Vassilis Psarras, Andreas Floros, Konstantinos Drossos, and Marianne Strapatsakis, “Emotional Control and Visual Representation Using Advanced Audiovisual Interaction”, International Journal of Arts and Technology, Vol. 4 (4), 2011, pp. 480-498
Modern interactive means combined with new digital media processing and representation technologies can provide a robust framework for enhancing user experience in multimedia entertainment systems and audiovisual artistic installations with non-traditional interaction/feedback paths based on user affective state. In this work, the ‘Elevator’ interactive audiovisual platform prototype is presented, which aims to provide a framework for signalling and expressing human behaviour related to emotions (such as anger) and finally produce a visual outcome of this behaviour, defined here as the emotional ‘thumbnail’ of the user.
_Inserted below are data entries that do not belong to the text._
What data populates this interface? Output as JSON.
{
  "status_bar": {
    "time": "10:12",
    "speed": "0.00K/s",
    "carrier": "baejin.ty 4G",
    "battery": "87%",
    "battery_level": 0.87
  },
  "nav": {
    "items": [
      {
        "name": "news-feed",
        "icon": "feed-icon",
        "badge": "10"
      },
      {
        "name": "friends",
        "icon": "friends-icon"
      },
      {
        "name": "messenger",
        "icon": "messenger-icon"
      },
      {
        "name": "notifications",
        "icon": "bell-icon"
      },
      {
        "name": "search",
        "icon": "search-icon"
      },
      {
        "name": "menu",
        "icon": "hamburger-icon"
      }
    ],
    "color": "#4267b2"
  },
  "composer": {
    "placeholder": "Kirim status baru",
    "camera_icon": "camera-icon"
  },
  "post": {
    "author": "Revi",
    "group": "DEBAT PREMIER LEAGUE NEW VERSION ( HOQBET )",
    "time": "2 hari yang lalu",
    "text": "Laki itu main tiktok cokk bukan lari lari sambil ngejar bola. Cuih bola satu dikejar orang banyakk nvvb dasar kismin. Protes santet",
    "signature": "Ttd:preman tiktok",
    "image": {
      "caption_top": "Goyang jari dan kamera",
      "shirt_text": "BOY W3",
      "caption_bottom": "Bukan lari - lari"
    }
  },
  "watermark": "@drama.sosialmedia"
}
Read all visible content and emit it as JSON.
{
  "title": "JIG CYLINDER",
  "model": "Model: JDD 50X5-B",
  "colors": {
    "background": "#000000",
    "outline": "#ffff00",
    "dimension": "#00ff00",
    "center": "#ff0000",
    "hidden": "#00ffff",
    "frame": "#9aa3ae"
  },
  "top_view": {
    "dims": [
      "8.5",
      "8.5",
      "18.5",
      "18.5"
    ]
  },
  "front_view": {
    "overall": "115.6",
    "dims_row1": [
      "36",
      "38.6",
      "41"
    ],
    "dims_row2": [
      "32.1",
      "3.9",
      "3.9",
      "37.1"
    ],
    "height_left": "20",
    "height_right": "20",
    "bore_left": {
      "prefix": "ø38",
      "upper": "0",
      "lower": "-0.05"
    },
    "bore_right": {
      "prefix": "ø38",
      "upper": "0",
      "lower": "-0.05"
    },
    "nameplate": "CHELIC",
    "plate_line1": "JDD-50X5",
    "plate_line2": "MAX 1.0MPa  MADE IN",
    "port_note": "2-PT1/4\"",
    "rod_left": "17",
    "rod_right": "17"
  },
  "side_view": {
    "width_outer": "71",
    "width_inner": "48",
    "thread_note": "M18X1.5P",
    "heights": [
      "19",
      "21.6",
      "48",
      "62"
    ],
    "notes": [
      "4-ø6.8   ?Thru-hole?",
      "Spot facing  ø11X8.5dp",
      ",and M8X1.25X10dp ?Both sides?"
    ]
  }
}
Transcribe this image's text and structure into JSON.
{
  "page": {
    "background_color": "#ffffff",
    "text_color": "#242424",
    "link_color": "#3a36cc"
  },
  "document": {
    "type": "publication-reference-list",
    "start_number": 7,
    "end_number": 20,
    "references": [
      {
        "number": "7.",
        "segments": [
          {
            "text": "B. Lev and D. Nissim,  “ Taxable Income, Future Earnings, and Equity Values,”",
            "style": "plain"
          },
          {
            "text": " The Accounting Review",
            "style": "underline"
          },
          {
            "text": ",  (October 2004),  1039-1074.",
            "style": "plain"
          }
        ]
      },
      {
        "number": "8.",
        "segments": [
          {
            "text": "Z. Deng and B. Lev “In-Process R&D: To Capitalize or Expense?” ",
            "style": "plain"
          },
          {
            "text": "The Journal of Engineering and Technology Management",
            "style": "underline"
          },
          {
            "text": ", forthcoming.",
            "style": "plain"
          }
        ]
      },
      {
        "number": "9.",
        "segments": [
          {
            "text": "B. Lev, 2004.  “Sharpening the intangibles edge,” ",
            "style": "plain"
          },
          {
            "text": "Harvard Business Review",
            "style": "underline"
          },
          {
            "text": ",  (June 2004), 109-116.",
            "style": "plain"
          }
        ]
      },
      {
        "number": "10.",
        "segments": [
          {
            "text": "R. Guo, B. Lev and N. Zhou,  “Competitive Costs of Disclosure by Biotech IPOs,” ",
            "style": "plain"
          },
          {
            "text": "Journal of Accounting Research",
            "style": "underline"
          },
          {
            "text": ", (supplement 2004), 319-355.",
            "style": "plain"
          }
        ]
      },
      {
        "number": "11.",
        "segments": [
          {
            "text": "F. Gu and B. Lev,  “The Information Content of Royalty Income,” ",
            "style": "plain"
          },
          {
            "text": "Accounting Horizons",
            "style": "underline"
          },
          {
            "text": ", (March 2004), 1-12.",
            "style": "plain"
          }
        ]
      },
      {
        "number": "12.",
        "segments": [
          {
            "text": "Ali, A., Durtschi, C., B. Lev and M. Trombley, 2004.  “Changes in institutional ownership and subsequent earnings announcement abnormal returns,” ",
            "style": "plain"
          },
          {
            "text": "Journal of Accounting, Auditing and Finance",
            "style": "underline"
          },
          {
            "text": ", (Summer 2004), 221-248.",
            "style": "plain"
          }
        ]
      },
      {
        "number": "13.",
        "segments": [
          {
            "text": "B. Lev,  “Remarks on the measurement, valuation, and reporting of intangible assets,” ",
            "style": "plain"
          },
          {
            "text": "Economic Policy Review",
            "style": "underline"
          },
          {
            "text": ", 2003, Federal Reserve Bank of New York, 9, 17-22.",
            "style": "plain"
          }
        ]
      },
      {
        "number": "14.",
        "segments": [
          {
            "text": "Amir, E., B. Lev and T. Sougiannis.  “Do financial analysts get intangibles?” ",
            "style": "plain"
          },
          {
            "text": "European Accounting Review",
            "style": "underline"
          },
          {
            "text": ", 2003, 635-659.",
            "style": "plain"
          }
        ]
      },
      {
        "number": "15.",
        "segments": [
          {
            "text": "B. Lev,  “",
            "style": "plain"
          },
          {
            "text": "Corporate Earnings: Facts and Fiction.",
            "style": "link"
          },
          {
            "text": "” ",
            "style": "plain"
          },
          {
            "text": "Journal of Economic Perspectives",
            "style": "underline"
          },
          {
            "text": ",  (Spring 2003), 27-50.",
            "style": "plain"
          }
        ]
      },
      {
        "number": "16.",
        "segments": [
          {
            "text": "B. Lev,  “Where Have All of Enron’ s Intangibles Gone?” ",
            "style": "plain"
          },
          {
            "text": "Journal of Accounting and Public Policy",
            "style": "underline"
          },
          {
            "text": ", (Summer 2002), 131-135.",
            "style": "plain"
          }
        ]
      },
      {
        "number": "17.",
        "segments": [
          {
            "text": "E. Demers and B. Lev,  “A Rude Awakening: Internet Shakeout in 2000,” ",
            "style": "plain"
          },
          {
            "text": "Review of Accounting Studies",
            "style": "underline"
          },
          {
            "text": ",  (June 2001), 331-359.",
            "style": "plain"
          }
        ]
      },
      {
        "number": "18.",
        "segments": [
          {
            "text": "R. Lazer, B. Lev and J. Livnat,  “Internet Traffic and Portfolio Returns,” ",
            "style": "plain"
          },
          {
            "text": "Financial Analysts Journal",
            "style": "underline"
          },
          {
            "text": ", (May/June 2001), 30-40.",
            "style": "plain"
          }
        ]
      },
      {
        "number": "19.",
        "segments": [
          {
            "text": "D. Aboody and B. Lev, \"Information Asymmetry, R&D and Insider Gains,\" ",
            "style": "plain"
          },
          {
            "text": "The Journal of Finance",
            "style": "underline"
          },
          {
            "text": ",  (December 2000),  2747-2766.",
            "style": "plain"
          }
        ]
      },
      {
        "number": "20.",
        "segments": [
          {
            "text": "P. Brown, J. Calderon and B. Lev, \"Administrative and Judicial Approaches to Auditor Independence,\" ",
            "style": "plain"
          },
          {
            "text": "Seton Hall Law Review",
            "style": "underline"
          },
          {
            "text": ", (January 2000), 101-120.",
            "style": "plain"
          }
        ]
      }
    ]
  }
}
Optimised, real-time audio signal processing techniques are employed for monitoring the achieved anger-like behaviour, while the emotional elevation is attempted using appropriately selected combined audio/visual content reproduced using state-of-the-art audiovisual playback technologies that allow the creation of a realistic immersive audiovisual environment. The demonstration of the proposed prototype has shown that affective interaction is possible, allowing the further development of relative artistic and technological applications.